Human head lice clutching their hair
It's not grapes, it's the eyes of mosquitoes
Bacteria on the surface of the human tongue
Eyebrows that are growing on the surface of human skin
Rusty metal nail surface
Chalk doesn't look like chalk under a microscope
Calcium carbonate crystals
Razor between the two blades of hair and shaving foam
The head of a mosquito
The end of the tongue (proboscis) of a moth
Butterfly eggs that have hatched
Pores of a leaf: The photo is the pores of a leaf. These openings are essential for photosynthesis. Air, carbon dioxide and oxygen all enter and exit the plant through the stomata. Plants absorb carbon dioxide, which, after photosynthesis, obtains a by-product, oxygen, and releases it outward through these openings. Underneath every square centimeter of leaves, there are as many as 30,000 such openings. (Image source: Taken by Hilde Kolstad, senior engineer at NMBU Imaging Center, and colored by Egil Paulsen)
Amoeba: Amoeba is a single-celled organism that is about half a millimeter in size. They live in the sea, found in freshwater, moist soil and parasites on animals, and kill about 100,000 people a year. Pictured is an amoeba. It causes gill disease, a disease seen in aquaculture. (Image source: Norwegian Veterinary Research Institute)
Annular hydrangea: It looks like a flower, but is a carnivore from the animal kingdom and is classified as a hydra, which also includes jellyfish and corals. It has an open mouth and can use its tentacles to catch plankton and other small floating victims. They usually grow on solid surfaces in seawater, such as buoys, mussels, ropes, rocks, and ship hulls. (Image source: Norwegian Veterinary Research Institute)
Ring-shaped fleas can clog fences in aquaculture facilities, such as fish farms. Researchers have tried to remove them with acids, such as vinegar. In case of danger, it protects its reproductive organs with its tentacles.

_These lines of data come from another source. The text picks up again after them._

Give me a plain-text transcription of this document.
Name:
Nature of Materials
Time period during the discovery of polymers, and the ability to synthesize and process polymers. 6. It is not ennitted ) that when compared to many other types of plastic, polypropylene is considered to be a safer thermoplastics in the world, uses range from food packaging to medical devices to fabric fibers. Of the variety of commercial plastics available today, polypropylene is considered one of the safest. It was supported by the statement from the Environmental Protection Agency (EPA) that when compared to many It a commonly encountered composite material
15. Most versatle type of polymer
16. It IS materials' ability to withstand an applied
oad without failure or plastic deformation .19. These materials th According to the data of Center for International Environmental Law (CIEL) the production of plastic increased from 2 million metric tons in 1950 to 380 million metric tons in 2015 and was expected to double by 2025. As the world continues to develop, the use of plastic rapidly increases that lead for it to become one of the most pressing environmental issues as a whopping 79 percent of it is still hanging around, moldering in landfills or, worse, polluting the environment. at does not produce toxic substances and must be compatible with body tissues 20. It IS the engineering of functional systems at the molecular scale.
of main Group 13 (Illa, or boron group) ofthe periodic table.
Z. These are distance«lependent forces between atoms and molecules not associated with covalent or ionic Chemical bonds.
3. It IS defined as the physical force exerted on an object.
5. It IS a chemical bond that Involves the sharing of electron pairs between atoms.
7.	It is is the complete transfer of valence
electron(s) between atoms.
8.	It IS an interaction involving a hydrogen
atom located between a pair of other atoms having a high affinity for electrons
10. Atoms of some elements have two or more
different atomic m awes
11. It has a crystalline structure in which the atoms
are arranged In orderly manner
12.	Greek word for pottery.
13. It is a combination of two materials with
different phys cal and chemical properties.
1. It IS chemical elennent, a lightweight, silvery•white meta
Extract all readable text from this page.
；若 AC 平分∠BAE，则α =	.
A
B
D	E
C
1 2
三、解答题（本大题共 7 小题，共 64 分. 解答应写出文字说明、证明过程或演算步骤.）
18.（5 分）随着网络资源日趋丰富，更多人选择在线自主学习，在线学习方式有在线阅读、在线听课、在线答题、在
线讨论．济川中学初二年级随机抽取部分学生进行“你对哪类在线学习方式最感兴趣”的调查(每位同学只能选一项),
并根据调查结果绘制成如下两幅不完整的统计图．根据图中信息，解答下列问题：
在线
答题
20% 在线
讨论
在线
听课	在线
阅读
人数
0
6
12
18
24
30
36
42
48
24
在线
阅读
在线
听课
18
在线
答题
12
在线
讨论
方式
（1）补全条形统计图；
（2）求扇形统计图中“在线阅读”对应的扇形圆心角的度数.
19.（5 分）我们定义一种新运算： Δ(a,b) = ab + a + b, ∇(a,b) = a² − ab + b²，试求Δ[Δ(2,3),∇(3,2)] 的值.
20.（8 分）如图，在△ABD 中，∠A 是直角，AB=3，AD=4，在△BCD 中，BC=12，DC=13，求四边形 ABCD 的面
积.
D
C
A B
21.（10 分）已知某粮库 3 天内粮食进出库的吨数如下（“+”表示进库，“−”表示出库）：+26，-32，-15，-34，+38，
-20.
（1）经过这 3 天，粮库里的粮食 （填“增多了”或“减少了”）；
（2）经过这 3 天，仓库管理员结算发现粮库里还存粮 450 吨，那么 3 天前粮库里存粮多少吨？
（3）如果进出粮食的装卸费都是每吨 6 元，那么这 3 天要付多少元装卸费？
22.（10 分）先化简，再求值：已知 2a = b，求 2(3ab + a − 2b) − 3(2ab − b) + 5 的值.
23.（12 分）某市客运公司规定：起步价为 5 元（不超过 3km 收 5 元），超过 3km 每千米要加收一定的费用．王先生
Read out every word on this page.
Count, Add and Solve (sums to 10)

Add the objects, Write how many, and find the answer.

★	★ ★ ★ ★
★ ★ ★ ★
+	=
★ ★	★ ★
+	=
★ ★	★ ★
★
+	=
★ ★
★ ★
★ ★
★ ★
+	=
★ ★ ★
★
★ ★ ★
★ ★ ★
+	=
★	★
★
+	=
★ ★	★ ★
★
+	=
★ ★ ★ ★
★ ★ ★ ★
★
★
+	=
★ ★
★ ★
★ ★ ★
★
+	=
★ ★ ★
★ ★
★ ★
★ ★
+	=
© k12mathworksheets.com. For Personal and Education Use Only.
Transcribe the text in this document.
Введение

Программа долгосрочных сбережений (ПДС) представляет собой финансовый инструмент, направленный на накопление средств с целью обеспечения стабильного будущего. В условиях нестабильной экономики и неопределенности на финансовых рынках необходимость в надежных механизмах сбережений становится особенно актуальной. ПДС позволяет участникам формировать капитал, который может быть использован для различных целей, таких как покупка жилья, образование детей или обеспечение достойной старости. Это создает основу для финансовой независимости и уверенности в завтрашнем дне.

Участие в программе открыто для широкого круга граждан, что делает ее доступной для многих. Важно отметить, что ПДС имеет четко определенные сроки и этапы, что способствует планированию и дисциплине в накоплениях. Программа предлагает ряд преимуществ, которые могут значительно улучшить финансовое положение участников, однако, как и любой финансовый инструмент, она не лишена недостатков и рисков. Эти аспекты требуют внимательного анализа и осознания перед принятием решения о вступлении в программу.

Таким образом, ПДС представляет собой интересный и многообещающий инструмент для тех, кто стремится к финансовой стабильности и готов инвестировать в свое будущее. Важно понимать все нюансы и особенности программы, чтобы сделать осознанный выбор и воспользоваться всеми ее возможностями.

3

Cross-section of wheat rhizome: The photograph was taken through a microscope and shows the cross-section of the root of wheat, which is a sponge tissue called aerated tissue, which is the oxygen space or channel produced when a plant is saturated with too much water in the soil and has insufficient oxygen. (Image source: NMBU and AGROPRO project researcher Tove Sundgren)
Beetle: In the photographs taken by electron microscope scans, there is the foot of a ladybug, which comes from a beautiful fungal beetle. (Image source: RANNVEIG M of NMBU. Jacobsen with assistance from Hilde Kolstad at the NMBU Imaging Center)
Have you been blown away by these fiber photos? Compared to the creatures or objects on these fiber pictures, how can we humans not be a sand in this universe?